Their plans for public education are equally draconian. Title I would go—swelling class sizes and eliminating paraprofessionals. Educators and public librarians could have to register as sex offenders if they disseminate material the Heritage Foundation vaguely describes as pornographic. And their holy grail—limitless funding for private and religious schools, would lead to the end of the separation of church and state and of public education as we know it.

These extremists see it as a zero-sum game. To seize power, they must subvert others’. So they remake the judiciary, roll back freedoms, reduce taxes on the wealthy, rig democracy, wreck public education and restrict unions—because we, the people, stand in their way.

The president of the Heritage Foundation publicly warned that “we are in the process of the second American revolution, which will remain bloodless if the left allows it to be.” That explicit threat of violence is the stuff of demagogues and dictators, not democracies.

This is the backdrop for the next presidential election, an election that has seen unprecedented twists and turns already. Joe Biden has been incredibly effective at moving the country forward. But he is passing the baton, and the 1.8 million-member AFT is the first union to endorse his vice president, Kamala Harris.

Harris has led the fight for our freedoms—women’s freedom to make decisions about our own bodies, the freedom to live safe from gun violence, the freedom to marry and the freedom to vote. As president, she will continue to fight for a better life for all.

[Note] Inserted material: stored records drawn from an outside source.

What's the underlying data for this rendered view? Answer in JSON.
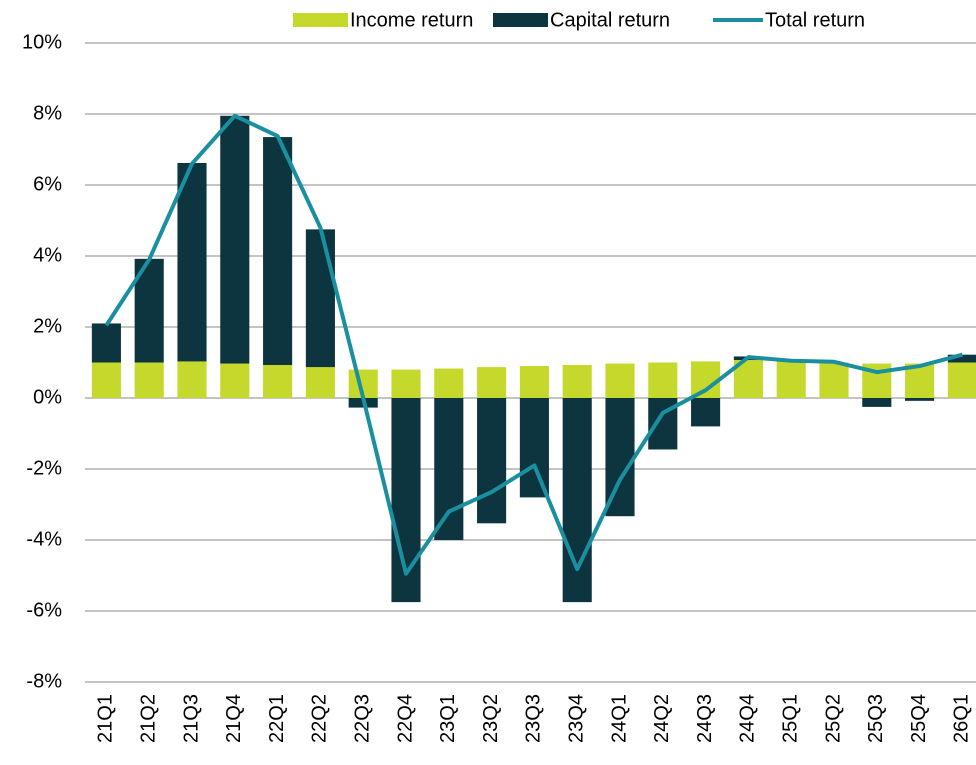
{
  "chart_data": {
    "type": "stacked_bar_line",
    "categories": [
      "21Q1",
      "21Q2",
      "21Q3",
      "21Q4",
      "22Q1",
      "22Q2",
      "22Q3",
      "22Q4",
      "23Q1",
      "23Q2",
      "23Q3",
      "23Q4",
      "24Q1",
      "24Q2",
      "24Q3",
      "24Q4",
      "25Q1",
      "25Q2",
      "25Q3",
      "25Q4",
      "26Q1"
    ],
    "series": [
      {
        "name": "Income return",
        "type": "bar",
        "color": "#c5d92d",
        "values": [
          1.0,
          1.0,
          1.03,
          0.97,
          0.93,
          0.87,
          0.8,
          0.8,
          0.83,
          0.87,
          0.9,
          0.93,
          0.97,
          1.0,
          1.03,
          1.07,
          1.05,
          1.0,
          0.97,
          0.97,
          1.0
        ]
      },
      {
        "name": "Capital return",
        "type": "bar",
        "color": "#0d3540",
        "values": [
          1.1,
          2.92,
          5.59,
          6.98,
          6.42,
          3.88,
          -0.27,
          -5.75,
          -4.0,
          -3.53,
          -2.8,
          -5.75,
          -3.33,
          -1.45,
          -0.8,
          0.1,
          0.0,
          0.0,
          -0.25,
          -0.08,
          0.22
        ]
      },
      {
        "name": "Total return",
        "type": "line",
        "color": "#1a8fa0",
        "values": [
          2.05,
          3.9,
          6.6,
          7.95,
          7.38,
          4.8,
          0.0,
          -4.95,
          -3.2,
          -2.65,
          -1.9,
          -4.82,
          -2.3,
          -0.42,
          0.22,
          1.15,
          1.05,
          1.02,
          0.73,
          0.9,
          1.22
        ]
      }
    ],
    "ylim": [
      -8,
      10
    ],
    "yticks": [
      {
        "value": -8,
        "label": "-8%"
      },
      {
        "value": -6,
        "label": "-6%"
      },
      {
        "value": -4,
        "label": "-4%"
      },
      {
        "value": -2,
        "label": "-2%"
      },
      {
        "value": 0,
        "label": "0%"
      },
      {
        "value": 2,
        "label": "2%"
      },
      {
        "value": 4,
        "label": "4%"
      },
      {
        "value": 6,
        "label": "6%"
      },
      {
        "value": 8,
        "label": "8%"
      },
      {
        "value": 10,
        "label": "10%"
      }
    ],
    "grid": true,
    "legend": "top-right"
  }
}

Speaking to AFT convention delegates, Harris laid out two different visions for our nation, one focused on the past and the other focused on the future. “In our vision of the future,” she said, “we see a place where every person has the opportunity not just to get by, but to get ahead, a future where no child has to grow up in poverty, where every senior can retire with dignity, and where every worker has the freedom to join a union.”

Harris posed our choice for this November: “Do we want to live in a country of freedom, compassion and rule of law, or a country of chaos, fear and hate?”

Voting is our best defense against autocracy, and it’s our best offense to create the better future we dream of and march for. Progress is possible, not guaranteed. Vote.